Governor Raghuram Rajan cut the benchmark repurchase rate to 6.5 per cent from 6.75 per cent, the Reserve Bank of India said in a statement in Mumbai on Tuesday. That’s the lowest since March 2011. The move was expected by 36 of 42 economists, while four predicted a reduction to 6.25 per cent. Two saw no change.
"The stance of monetary policy will remain accommodative,” Rajan said in the statement. "The Reserve Bank of India (RBI) will continue to watch macroeconomic and financial developments in the months ahead with a view to responding with further policy action as space opens up.”
Along with slowing price pressures, Prime Minister Narendra Modi’s move to narrow the budget deficit in February opened room for Rajan to join Indonesia and Europe in easing policy. Water reservoir levels, global oil prices and a planned pay raise for civil servants will determine if more rate cuts are possible.
"It is accommodative through the rate front and by taking a positive view on liquidity, it is positive for the bond markets," said Radhika Rao, an economist at DBS Bank in Singapore.
The rupee weakened 0.2 per cent to 66.3425 a dollar in Mumbai, and the benchmark stock index was trading 1.4 per cent lower. The yield on the 10-year sovereign bond rose 2 basis points to 7.43 per cent after earlier falling as low as 7.34 percent.
Better transmission
Rajan praised the government’s moves to create a monetary policy committee, stick with a plan to narrow the fiscal deficit and boost the rural economy. He also said that the reduction in small-savings rates, changes to the liquidity framework and a new method for commercial banks to calculate rates "should improve transmission and magnify the effects of the current policy rate cut.”
"Given weak private investment in the face of low capacity utilisation, a reduction in the policy rate by 25 bps will help strengthen activity and aid the government’s initiatives,” Rajan said in the statement.
Rajan has now cut rates five times since January 2015. His scope for more easing is limited, mainly due to the risk of a third straight year of below-average rainfall.

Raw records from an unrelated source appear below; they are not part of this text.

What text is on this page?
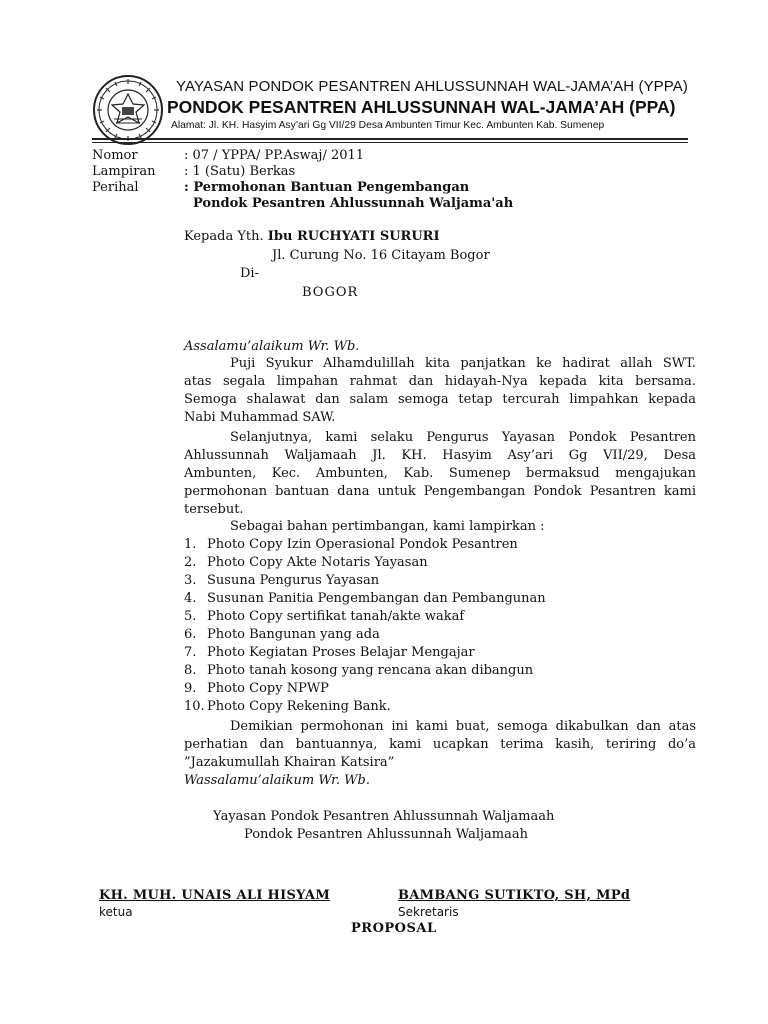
YAYASAN PONDOK PESANTREN AHLUSSUNNAH WAL-JAMA’AH (YPPA)
PONDOK PESANTREN AHLUSSUNNAH WAL-JAMA’AH (PPA)
Alamat: Jl. KH. Hasyim Asy’ari Gg VII/29 Desa Ambunten Timur Kec. Ambunten Kab. Sumenep
Nomor	: 07 / YPPA/ PP.Aswaj/ 2011
Lampiran : 1 (Satu) Berkas
Perihal	: Permohonan Bantuan Pengembangan
Pondok Pesantren Ahlussunnah Waljama'ah
Kepada Yth. Ibu RUCHYATI SURURI
Jl. Curung No. 16 Citayam Bogor
Di-
BOGOR
Assalamu’alaikum Wr. Wb.
Puji Syukur Alhamdulillah kita panjatkan ke hadirat allah SWT.
atas segala limpahan rahmat dan hidayah-Nya kepada kita bersama.
Semoga shalawat dan salam semoga tetap tercurah limpahkan kepada
Nabi Muhammad SAW.
Selanjutnya, kami selaku Pengurus Yayasan Pondok Pesantren
Ahlussunnah Waljamaah Jl. KH. Hasyim Asy’ari Gg VII/29, Desa
Ambunten, Kec. Ambunten, Kab. Sumenep bermaksud mengajukan
permohonan bantuan dana untuk Pengembangan Pondok Pesantren kami
tersebut.
Sebagai bahan pertimbangan, kami lampirkan :
1. Photo Copy Izin Operasional Pondok Pesantren
2. Photo Copy Akte Notaris Yayasan
3. Susuna Pengurus Yayasan
4. Susunan Panitia Pengembangan dan Pembangunan
5. Photo Copy sertifikat tanah/akte wakaf
6. Photo Bangunan yang ada
7. Photo Kegiatan Proses Belajar Mengajar
8. Photo tanah kosong yang rencana akan dibangun
9. Photo Copy NPWP
10. Photo Copy Rekening Bank.
Demikian permohonan ini kami buat, semoga dikabulkan dan atas
perhatian dan bantuannya, kami ucapkan terima kasih, teriring do’a
”Jazakumullah Khairan Katsira”
Wassalamu’alaikum Wr. Wb.
Yayasan Pondok Pesantren Ahlussunnah Waljamaah
Pondok Pesantren Ahlussunnah Waljamaah
KH. MUH. UNAIS ALI HISYAM
ketua
BAMBANG SUTIKTO, SH, MPd
Sekretaris
PROPOSAL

The June-September monsoon waters more than half of India’s farmland.
Most economists in a separate Bloomberg survey published March 31 predict one more rate cut to 6.25 per cent in the October-December quarter and an extended pause through September 2017.
By the end of September 2016, clarity will emerge on the state of the monsoon, as well as the magnitude of pressure on the exchange-rate as emergency measures taken three years ago begin to expire.
In 2013 — soon after Rajan took office — he’d sold about $23 billion of discounted foreign-currency swaps to prop up the rupee that was at a record low. These start maturing in September, indicating the possibility of outflows unless the swaps are rolled over.
The RBI expects a "very low" rollover rate; however, it is fully covered through forward dollar purchases, Rajan said at a briefing in Mumbai on Tuesday. "Moreover, the Reserve Bank will monitor developments closely to contain any unanticipated market volatility associated with the repayment," the authority said in its statement.